What is the criteria for books for a desert island?
I’d say a book that you can read over and over because
the book mobile won’t be coming by anytime soon. And
what’s the difference if these books are for a desert island
or if they’re for your nightstand for the rest of your life?
(un livre à mon chevet . . .)
No difference—you’re probably not headed for a desert
island anyway, and your nightstand will be there forever.
So I’ll start a list and we’ll cut and paste as time goes by.
(I have one getting second thoughts already!)

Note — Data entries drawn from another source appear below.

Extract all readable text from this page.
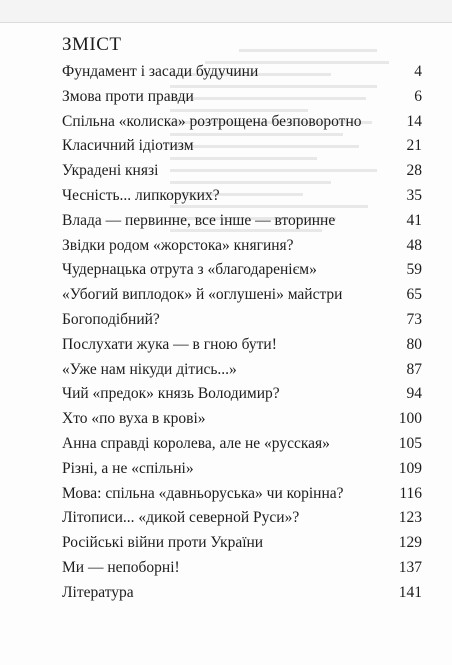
ЗМІСТ
Фундамент і засади будучини	4
Змова проти правди	6
Спільна «колиска» розтрощена безповоротно	14
Класичний ідіотизм	21
Украдені князі	28
Чесність... липкоруких?	35
Влада — первинне, все інше — вторинне	41
Звідки родом «жорстока» княгиня?	48
Чудернацька отрута з «благодаренієм»	59
«Убогий виплодок» й «оглушені» майстри	65
Богоподібний?	73
Послухати жука — в гною бути!	80
«Уже нам нікуди дітись...»	87
Чий «предок» князь Володимир?	94
Хто «по вуха в крові»	100
Анна справді королева, але не «русская»	105
Різні, а не «спільні»	109
Мова: спільна «давньоруська» чи корінна?	116
Літописи... «дикой северной Руси»?	123
Російські війни проти України	129
Ми — непоборні!	137
Література	141
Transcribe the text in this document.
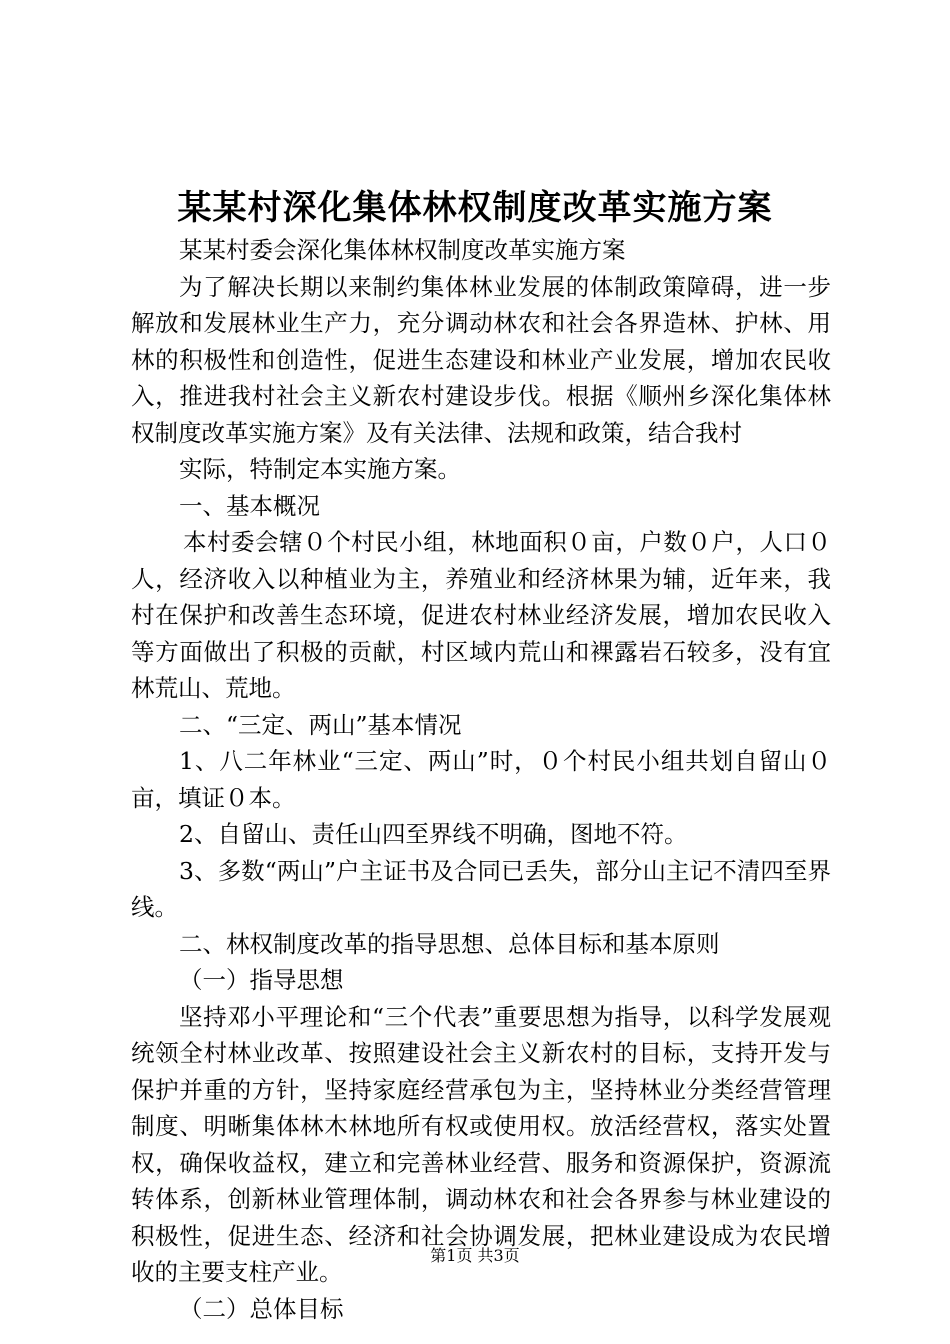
某某村深化集体林权制度改革实施方案

某某村委会深化集体林权制度改革实施方案

为了解决长期以来制约集体林业发展的体制政策障碍，进一步解放和发展林业生产力，充分调动林农和社会各界造林、护林、用林的积极性和创造性，促进生态建设和林业产业发展，增加农民收入，推进我村社会主义新农村建设步伐。根据《顺州乡深化集体林权制度改革实施方案》及有关法律、法规和政策，结合我村

实际，特制定本实施方案。

一、基本概况

本村委会辖０个村民小组，林地面积０亩，户数０户，人口０人，经济收入以种植业为主，养殖业和经济林果为辅，近年来，我村在保护和改善生态环境，促进农村林业经济发展，增加农民收入等方面做出了积极的贡献，村区域内荒山和裸露岩石较多，没有宜林荒山、荒地。

二、“三定、两山”基本情况

1、八二年林业“三定、两山”时，０个村民小组共划自留山０亩，填证０本。

2、自留山、责任山四至界线不明确，图地不符。

3、多数“两山”户主证书及合同已丢失，部分山主记不清四至界线。

二、林权制度改革的指导思想、总体目标和基本原则

（一）指导思想

坚持邓小平理论和“三个代表”重要思想为指导，以科学发展观统领全村林业改革、按照建设社会主义新农村的目标，支持开发与保护并重的方针，坚持家庭经营承包为主，坚持林业分类经营管理制度、明晰集体林木林地所有权或使用权。放活经营权，落实处置权，确保收益权，建立和完善林业经营、服务和资源保护，资源流转体系，创新林业管理体制，调动林农和社会各界参与林业建设的积极性，促进生态、经济和社会协调发展，把林业建设成为农民增收的主要支柱产业。

（二）总体目标

第1页 共3页
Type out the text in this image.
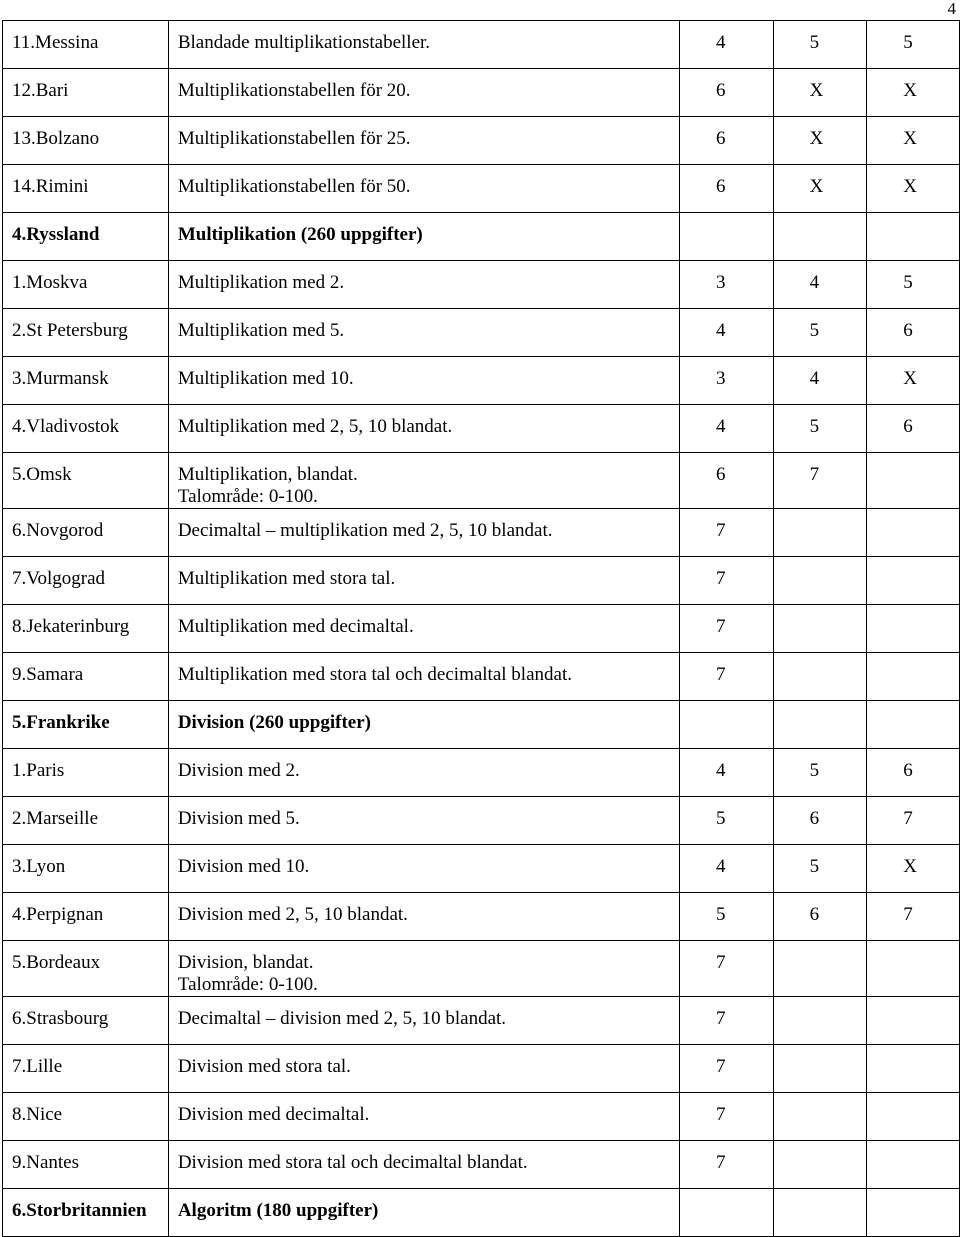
4
11.Messina	Blandade multiplikationstabeller.	4	5	5
12.Bari	Multiplikationstabellen för 20.	6	X	X
13.Bolzano	Multiplikationstabellen för 25.	6	X	X
14.Rimini	Multiplikationstabellen för 50.	6	X	X
4.Ryssland	Multiplikation (260 uppgifter)			

1.Moskva	Multiplikation med 2.	3	4	5
2.St Petersburg	Multiplikation med 5.	4	5	6
3.Murmansk	Multiplikation med 10.	3	4	X
4.Vladivostok	Multiplikation med 2, 5, 10 blandat.	4	5	6
5.Omsk	Multiplikation, blandat.
Talområde: 0-100.	6	7	
6.Novgorod	Decimaltal – multiplikation med 2, 5, 10 blandat.	7		
7.Volgograd	Multiplikation med stora tal.	7		
8.Jekaterinburg	Multiplikation med decimaltal.	7		
9.Samara	Multiplikation med stora tal och decimaltal blandat.	7		
5.Frankrike	Division (260 uppgifter)			

1.Paris	Division med 2.	4	5	6
2.Marseille	Division med 5.	5	6	7
3.Lyon	Division med 10.	4	5	X
4.Perpignan	Division med 2, 5, 10 blandat.	5	6	7
5.Bordeaux	Division, blandat.
Talområde: 0-100.	7		
6.Strasbourg	Decimaltal – division med 2, 5, 10 blandat.	7		
7.Lille	Division med stora tal.	7		
8.Nice	Division med decimaltal.	7		
9.Nantes	Division med stora tal och decimaltal blandat.	7		
6.Storbritannien	Algoritm (180 uppgifter)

Barry Unsworth Losing Nelson
Elizabeth Taylor Mrs. Palfrey at the Claremont
Barbara Kingsolver Poisonwood Bible
Kaufman and Hart You Can’t Take It with You
Wilkie Collins The Moonstone
Howard F. Mosher Northern Borders
Martha Grimes At the End of the Pier
Jules Verne Around the World in Eighty Days
A Poem A Day good for a daily read
Great First Lines to recall the great books
I know this isn’t legal, but if I could squeeze a few more books in the raft,
I’d take these authors: E.F. Benson, Ethan Canin, J.D. Salinger, Eudora
Welty, and Nicholson Baker. Put Dickens in there, too, please.
What does your list look like? TO BE CONTINUED . . .
I read “The Last Hurrah” by Edwin O’Connor every fall when there is a local election. If I were stranded on a desert island I’d be frustrated because I’d be missing the election and ruining my near-perfect voting record.
Oh, Jenny, that’s delightful! And hey, not to worry—-that’s
why we have absentee ballots! Or, and I think you might be good
at this—or start new elections on the island! Nice to hear
from you.
I’d need to have some lighter stuff. Three Men in a Boat would have to come and Pride and Prejudice for certain. Bleak House would keep me going for a few weeks each year. But couldn’t I just take my Kindle and a wifi router?
Ah, Three Men in a Boat would be good company. Nice one. (No, to Kindle and wifi router.)